Pada Mei 2023, industri perbankan berhasil mencatat pertumbuhan kredit sebesar 9,39 persen dibanding periode yang sama tahun sebelumnya. Pertumbuhan ini semakin menguat dari pencapaian bulan sebelumnya yang tumbuh 8 persen secara tahunan.
"Kredit konsumsi masih akan menjadi penopang utama penyaluran kredit di sepanjang tahun di tengah-tengah tahun politik saat ini," ujarnya pula.
Biasanya, korporasi ataupun investor disebut menahan diri untuk melakukan ekspansi usaha, sebab terdapat ketidakpastian akan perubahan kebijakan dengan adanya pemerintahan yang baru, sehingga akan mempengaruhi laju penyaluran kredit investasi dan modal kerja.

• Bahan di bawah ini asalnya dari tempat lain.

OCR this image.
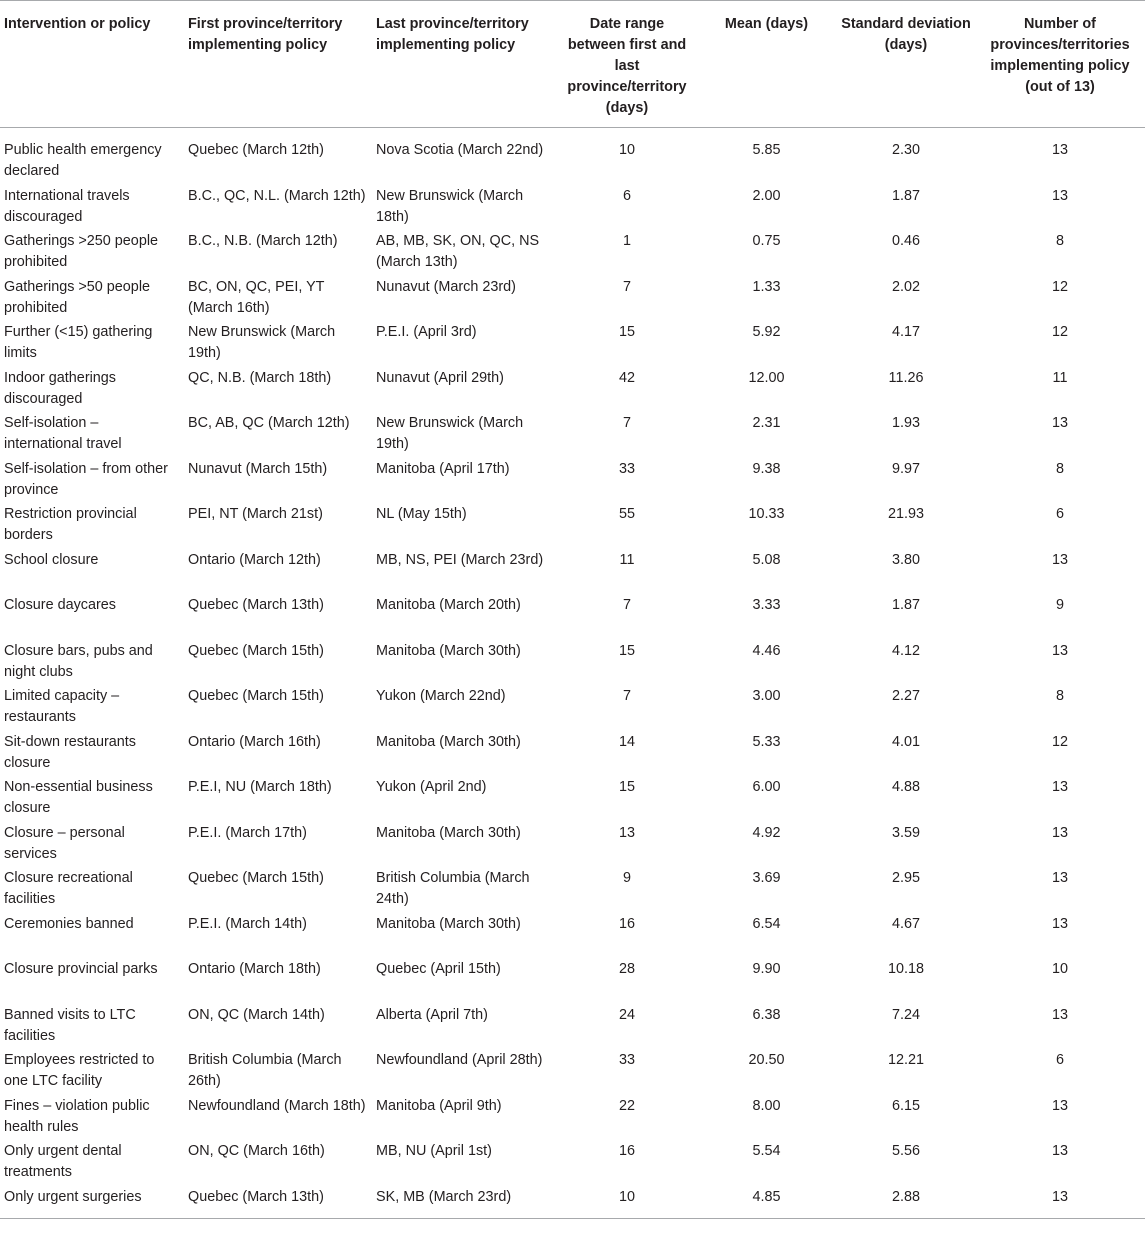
Intervention or policy	First province/territory implementing policy	Last province/territory implementing policy	Date range between first and last province/territory (days)	Mean (days)	Standard deviation (days)	Number of provinces/territories implementing policy (out of 13)
Public health emergency declared	Quebec (March 12th)	Nova Scotia (March 22nd)	10	5.85	2.30	13
International travels discouraged	B.C., QC, N.L. (March 12th)	New Brunswick (March 18th)	6	2.00	1.87	13
Gatherings >250 people prohibited	B.C., N.B. (March 12th)	AB, MB, SK, ON, QC, NS (March 13th)	1	0.75	0.46	8
Gatherings >50 people prohibited	BC, ON, QC, PEI, YT (March 16th)	Nunavut (March 23rd)	7	1.33	2.02	12
Further (<15) gathering limits	New Brunswick (March 19th)	P.E.I. (April 3rd)	15	5.92	4.17	12
Indoor gatherings discouraged	QC, N.B. (March 18th)	Nunavut (April 29th)	42	12.00	11.26	11
Self-isolation – international travel	BC, AB, QC (March 12th)	New Brunswick (March 19th)	7	2.31	1.93	13
Self-isolation – from other province	Nunavut (March 15th)	Manitoba (April 17th)	33	9.38	9.97	8
Restriction provincial borders	PEI, NT (March 21st)	NL (May 15th)	55	10.33	21.93	6
School closure	Ontario (March 12th)	MB, NS, PEI (March 23rd)	11	5.08	3.80	13
Closure daycares	Quebec (March 13th)	Manitoba (March 20th)	7	3.33	1.87	9
Closure bars, pubs and night clubs	Quebec (March 15th)	Manitoba (March 30th)	15	4.46	4.12	13
Limited capacity – restaurants	Quebec (March 15th)	Yukon (March 22nd)	7	3.00	2.27	8
Sit-down restaurants closure	Ontario (March 16th)	Manitoba (March 30th)	14	5.33	4.01	12
Non-essential business closure	P.E.I, NU (March 18th)	Yukon (April 2nd)	15	6.00	4.88	13
Closure – personal services	P.E.I. (March 17th)	Manitoba (March 30th)	13	4.92	3.59	13
Closure recreational facilities	Quebec (March 15th)	British Columbia (March 24th)	9	3.69	2.95	13
Ceremonies banned	P.E.I. (March 14th)	Manitoba (March 30th)	16	6.54	4.67	13
Closure provincial parks	Ontario (March 18th)	Quebec (April 15th)	28	9.90	10.18	10
Banned visits to LTC facilities	ON, QC (March 14th)	Alberta (April 7th)	24	6.38	7.24	13
Employees restricted to one LTC facility	British Columbia (March 26th)	Newfoundland (April 28th)	33	20.50	12.21	6
Fines – violation public health rules	Newfoundland (March 18th)	Manitoba (April 9th)	22	8.00	6.15	13
Only urgent dental treatments	ON, QC (March 16th)	MB, NU (April 1st)	16	5.54	5.56	13
Only urgent surgeries	Quebec (March 13th)	SK, MB (March 23rd)	10	4.85	2.88	13
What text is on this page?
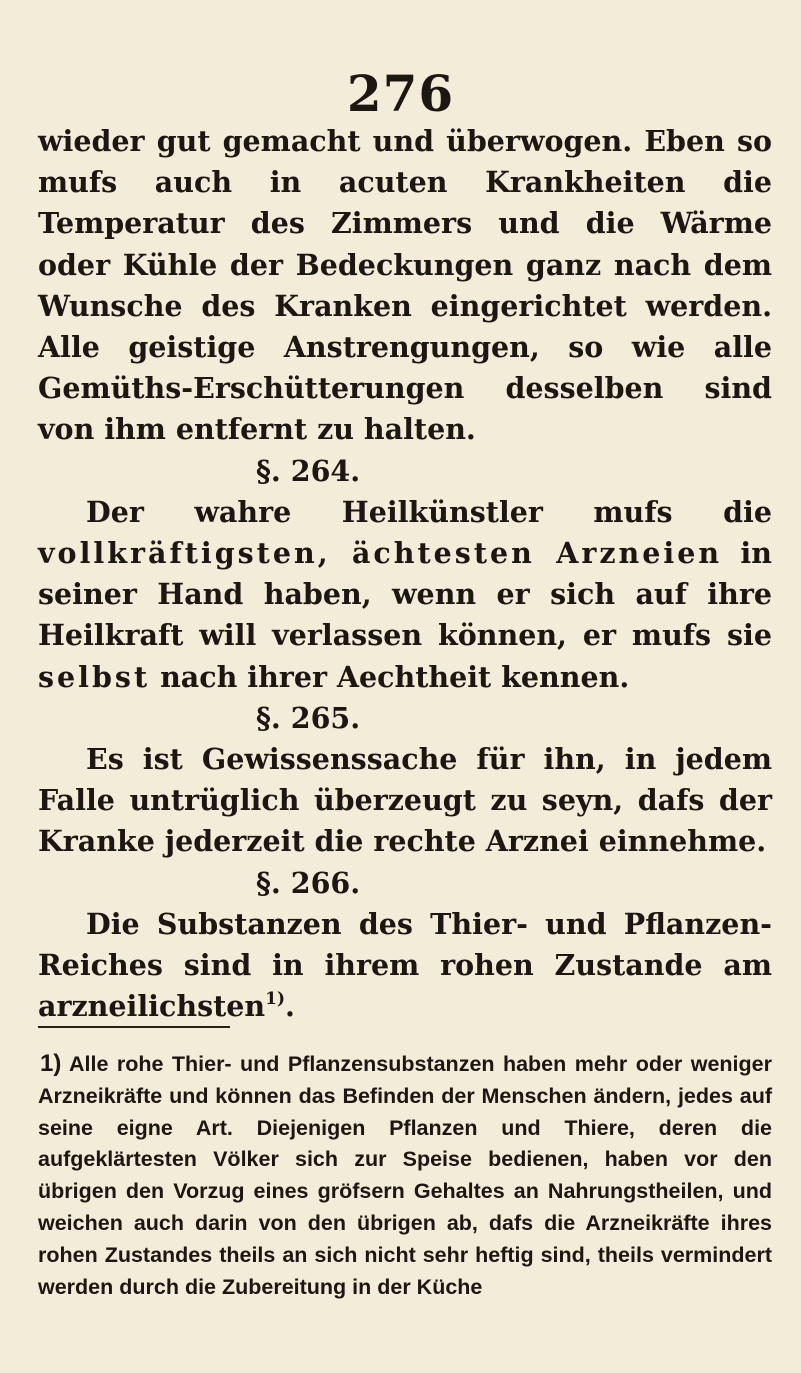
276

wieder gut gemacht und überwogen. Eben so mufs auch in acuten Krankheiten die Temperatur des Zimmers und die Wärme oder Kühle der Bedeckungen ganz nach dem Wunsche des Kranken eingerichtet werden. Alle geistige Anstrengungen, so wie alle Gemüths-Erschütterungen desselben sind von ihm entfernt zu halten.

§. 264.

Der wahre Heilkünstler mufs die vollkräftigsten, ächtesten Arzneien in seiner Hand haben, wenn er sich auf ihre Heilkraft will verlassen können, er mufs sie selbst nach ihrer Aechtheit kennen.

§. 265.

Es ist Gewissenssache für ihn, in jedem Falle untrüglich überzeugt zu seyn, dafs der Kranke jederzeit die rechte Arznei einnehme.

§. 266.

Die Substanzen des Thier- und Pflanzen-Reiches sind in ihrem rohen Zustande am arzneilichsten$^{1)}$.

1) Alle rohe Thier- und Pflanzensubstanzen haben mehr oder weniger Arzneikräfte und können das Befinden der Menschen ändern, jedes auf seine eigne Art. Diejenigen Pflanzen und Thiere, deren die aufgeklärtesten Völker sich zur Speise bedienen, haben vor den übrigen den Vorzug eines gröfsern Gehaltes an Nahrungstheilen, und weichen auch darin von den übrigen ab, dafs die Arzneikräfte ihres rohen Zustandes theils an sich nicht sehr heftig sind, theils vermindert werden durch die Zubereitung in der Küche
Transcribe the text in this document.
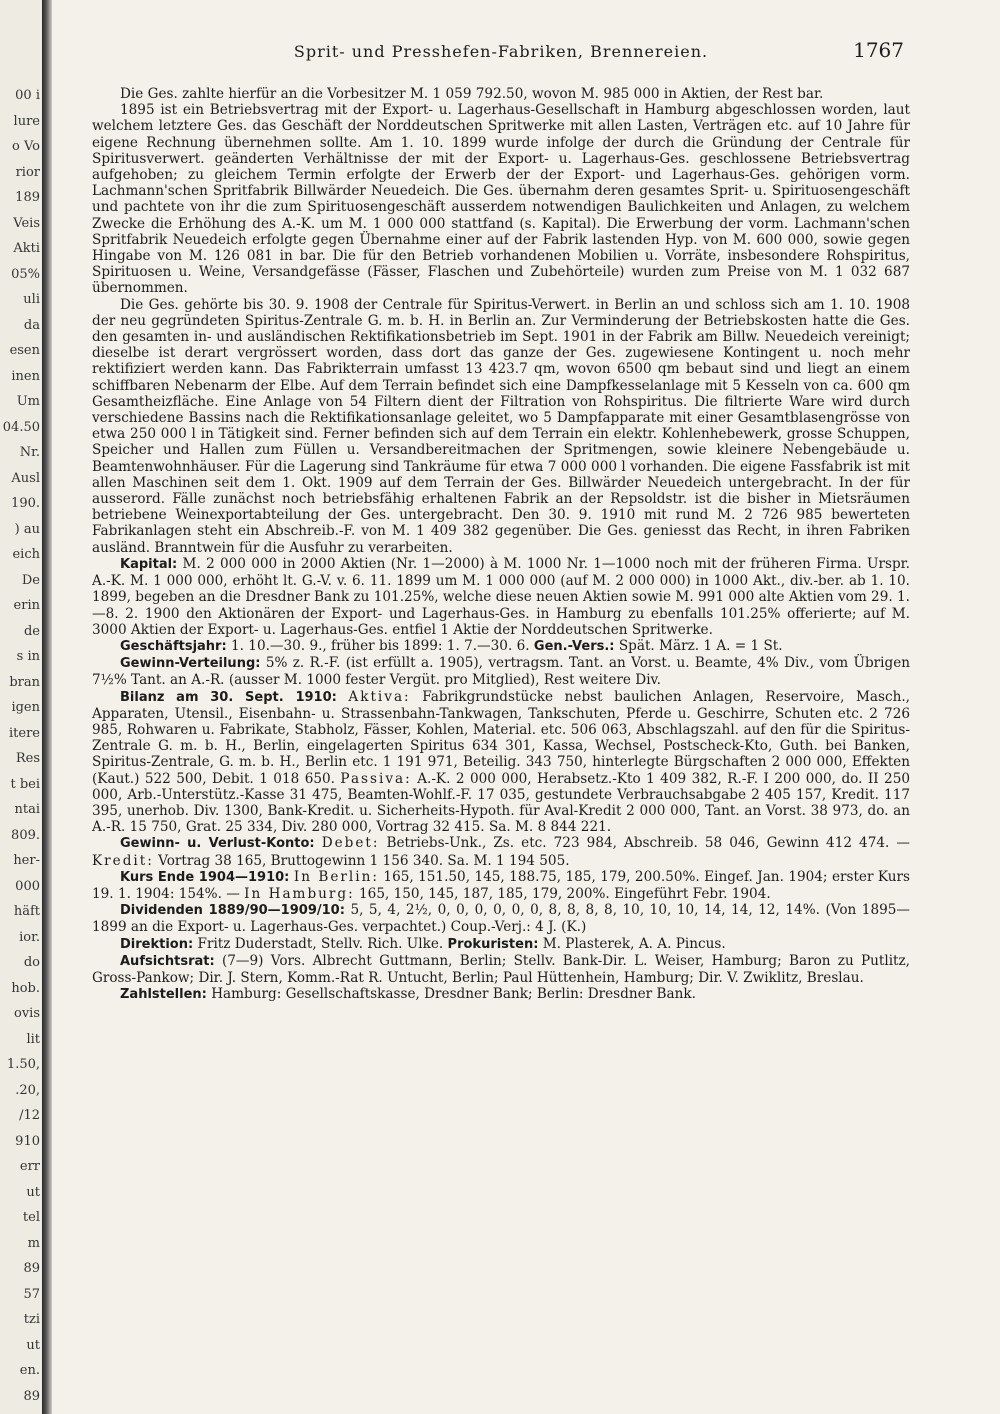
00 i
lure
o Vo
rior
189
Veis
Akti
05%
uli
da
esen
inen
Um
04.50
Nr.
Ausl
190.
) au
eich
De
erin
de
s in
bran
igen
itere
Res
t bei
ntai
809.
her-
000
häft
ior.
do
hob.
ovis
lit
1.50,
.20,
/12
910
err
ut
tel
m
89
57
tzi
ut
en.
89
Sprit- und Presshefen-Fabriken, Brennereien.	1767

Die Ges. zahlte hierfür an die Vorbesitzer M. 1 059 792.50, wovon M. 985 000 in Aktien, der Rest bar.

1895 ist ein Betriebsvertrag mit der Export- u. Lagerhaus-Gesellschaft in Hamburg abgeschlossen worden, laut welchem letztere Ges. das Geschäft der Norddeutschen Spritwerke mit allen Lasten, Verträgen etc. auf 10 Jahre für eigene Rechnung übernehmen sollte. Am 1. 10. 1899 wurde infolge der durch die Gründung der Centrale für Spiritusverwert. geänderten Verhältnisse der mit der Export- u. Lagerhaus-Ges. geschlossene Betriebsvertrag aufgehoben; zu gleichem Termin erfolgte der Erwerb der der Export- und Lagerhaus-Ges. gehörigen vorm. Lachmann'schen Spritfabrik Billwärder Neuedeich. Die Ges. übernahm deren gesamtes Sprit- u. Spirituosengeschäft und pachtete von ihr die zum Spirituosengeschäft ausserdem notwendigen Baulichkeiten und Anlagen, zu welchem Zwecke die Erhöhung des A.-K. um M. 1 000 000 stattfand (s. Kapital). Die Erwerbung der vorm. Lachmann'schen Spritfabrik Neuedeich erfolgte gegen Übernahme einer auf der Fabrik lastenden Hyp. von M. 600 000, sowie gegen Hingabe von M. 126 081 in bar. Die für den Betrieb vorhandenen Mobilien u. Vorräte, insbesondere Rohspiritus, Spirituosen u. Weine, Versandgefässe (Fässer, Flaschen und Zubehörteile) wurden zum Preise von M. 1 032 687 übernommen.

Die Ges. gehörte bis 30. 9. 1908 der Centrale für Spiritus-Verwert. in Berlin an und schloss sich am 1. 10. 1908 der neu gegründeten Spiritus-Zentrale G. m. b. H. in Berlin an. Zur Verminderung der Betriebskosten hatte die Ges. den gesamten in- und ausländischen Rektifikationsbetrieb im Sept. 1901 in der Fabrik am Billw. Neuedeich vereinigt; dieselbe ist derart vergrössert worden, dass dort das ganze der Ges. zugewiesene Kontingent u. noch mehr rektifiziert werden kann. Das Fabrikterrain umfasst 13 423.7 qm, wovon 6500 qm bebaut sind und liegt an einem schiffbaren Nebenarm der Elbe. Auf dem Terrain befindet sich eine Dampfkesselanlage mit 5 Kesseln von ca. 600 qm Gesamtheizfläche. Eine Anlage von 54 Filtern dient der Filtration von Rohspiritus. Die filtrierte Ware wird durch verschiedene Bassins nach die Rektifikationsanlage geleitet, wo 5 Dampfapparate mit einer Gesamtblasengrösse von etwa 250 000 l in Tätigkeit sind. Ferner befinden sich auf dem Terrain ein elektr. Kohlenhebewerk, grosse Schuppen, Speicher und Hallen zum Füllen u. Versandbereitmachen der Spritmengen, sowie kleinere Nebengebäude u. Beamtenwohnhäuser. Für die Lagerung sind Tankräume für etwa 7 000 000 l vorhanden. Die eigene Fassfabrik ist mit allen Maschinen seit dem 1. Okt. 1909 auf dem Terrain der Ges. Billwärder Neuedeich untergebracht. In der für ausserord. Fälle zunächst noch betriebsfähig erhaltenen Fabrik an der Repsoldstr. ist die bisher in Mietsräumen betriebene Weinexportabteilung der Ges. untergebracht. Den 30. 9. 1910 mit rund M. 2 726 985 bewerteten Fabrikanlagen steht ein Abschreib.-F. von M. 1 409 382 gegenüber. Die Ges. geniesst das Recht, in ihren Fabriken ausländ. Branntwein für die Ausfuhr zu verarbeiten.

Kapital: M. 2 000 000 in 2000 Aktien (Nr. 1—2000) à M. 1000 Nr. 1—1000 noch mit der früheren Firma. Urspr. A.-K. M. 1 000 000, erhöht lt. G.-V. v. 6. 11. 1899 um M. 1 000 000 (auf M. 2 000 000) in 1000 Akt., div.-ber. ab 1. 10. 1899, begeben an die Dresdner Bank zu 101.25%, welche diese neuen Aktien sowie M. 991 000 alte Aktien vom 29. 1.—8. 2. 1900 den Aktionären der Export- und Lagerhaus-Ges. in Hamburg zu ebenfalls 101.25% offerierte; auf M. 3000 Aktien der Export- u. Lagerhaus-Ges. entfiel 1 Aktie der Norddeutschen Spritwerke.

Geschäftsjahr: 1. 10.—30. 9., früher bis 1899: 1. 7.—30. 6. Gen.-Vers.: Spät. März. 1 A. = 1 St.

Gewinn-Verteilung: 5% z. R.-F. (ist erfüllt a. 1905), vertragsm. Tant. an Vorst. u. Beamte, 4% Div., vom Übrigen 7½% Tant. an A.-R. (ausser M. 1000 fester Vergüt. pro Mitglied), Rest weitere Div.

Bilanz am 30. Sept. 1910: Aktiva: Fabrikgrundstücke nebst baulichen Anlagen, Reservoire, Masch., Apparaten, Utensil., Eisenbahn- u. Strassenbahn-Tankwagen, Tankschuten, Pferde u. Geschirre, Schuten etc. 2 726 985, Rohwaren u. Fabrikate, Stabholz, Fässer, Kohlen, Material. etc. 506 063, Abschlagszahl. auf den für die Spiritus-Zentrale G. m. b. H., Berlin, eingelagerten Spiritus 634 301, Kassa, Wechsel, Postscheck-Kto, Guth. bei Banken, Spiritus-Zentrale, G. m. b. H., Berlin etc. 1 191 971, Beteilig. 343 750, hinterlegte Bürgschaften 2 000 000, Effekten (Kaut.) 522 500, Debit. 1 018 650. Passiva: A.-K. 2 000 000, Herabsetz.-Kto 1 409 382, R.-F. I 200 000, do. II 250 000, Arb.-Unterstütz.-Kasse 31 475, Beamten-Wohlf.-F. 17 035, gestundete Verbrauchsabgabe 2 405 157, Kredit. 117 395, unerhob. Div. 1300, Bank-Kredit. u. Sicherheits-Hypoth. für Aval-Kredit 2 000 000, Tant. an Vorst. 38 973, do. an A.-R. 15 750, Grat. 25 334, Div. 280 000, Vortrag 32 415. Sa. M. 8 844 221.

Gewinn- u. Verlust-Konto: Debet: Betriebs-Unk., Zs. etc. 723 984, Abschreib. 58 046, Gewinn 412 474. — Kredit: Vortrag 38 165, Bruttogewinn 1 156 340. Sa. M. 1 194 505.

Kurs Ende 1904—1910: In Berlin: 165, 151.50, 145, 188.75, 185, 179, 200.50%. Eingef. Jan. 1904; erster Kurs 19. 1. 1904: 154%. — In Hamburg: 165, 150, 145, 187, 185, 179, 200%. Eingeführt Febr. 1904.

Dividenden 1889/90—1909/10: 5, 5, 4, 2½, 0, 0, 0, 0, 0, 0, 8, 8, 8, 8, 10, 10, 10, 14, 14, 12, 14%. (Von 1895—1899 an die Export- u. Lagerhaus-Ges. verpachtet.) Coup.-Verj.: 4 J. (K.)

Direktion: Fritz Duderstadt, Stellv. Rich. Ulke. Prokuristen: M. Plasterek, A. A. Pincus.

Aufsichtsrat: (7—9) Vors. Albrecht Guttmann, Berlin; Stellv. Bank-Dir. L. Weiser, Hamburg; Baron zu Putlitz, Gross-Pankow; Dir. J. Stern, Komm.-Rat R. Untucht, Berlin; Paul Hüttenhein, Hamburg; Dir. V. Zwiklitz, Breslau.

Zahlstellen: Hamburg: Gesellschaftskasse, Dresdner Bank; Berlin: Dresdner Bank.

Kredit yang tumbuh sekitar 10 persen ini masih selaras dengan nominal pertumbuhan ekonomi yang terjadi pada kuartal I tahun 2023 sebesar 12,49 persen.
Lebih lanjut, bank sentral dikatakan siap memberikan stimulus melalui kebijakan makro prudensial berupa pemberian insentif likuiditas kepada bank-bank penyalur pembiayaan untuk sektor hilirisasi pertanian, pertambangan, perkebunan, dan perikanan. Artinya, pelonggaran giro wajib minimum (GWM) untuk sektor hilirisasi tersebut berpeluang akan disesuaikan.
Bila dilihat dari perekonomian secara makro, tekanan inflasi pada paruh kedua tahun ini dinyatakan cenderung semakin landai yang berdampak pada tingkat suku bunga acuan.
"Memang dari sisi tekanan inflasi, terbuka ruang bagi kebijakan moneter untuk memotong suku bunga, namun hal tersebut harus sangat hati-hati dilakukan sebab akan berdampak pada stabilisasi nilai tukar. Nilai tukar yang volatile akan mengganggu pelaku usaha," kata Emil.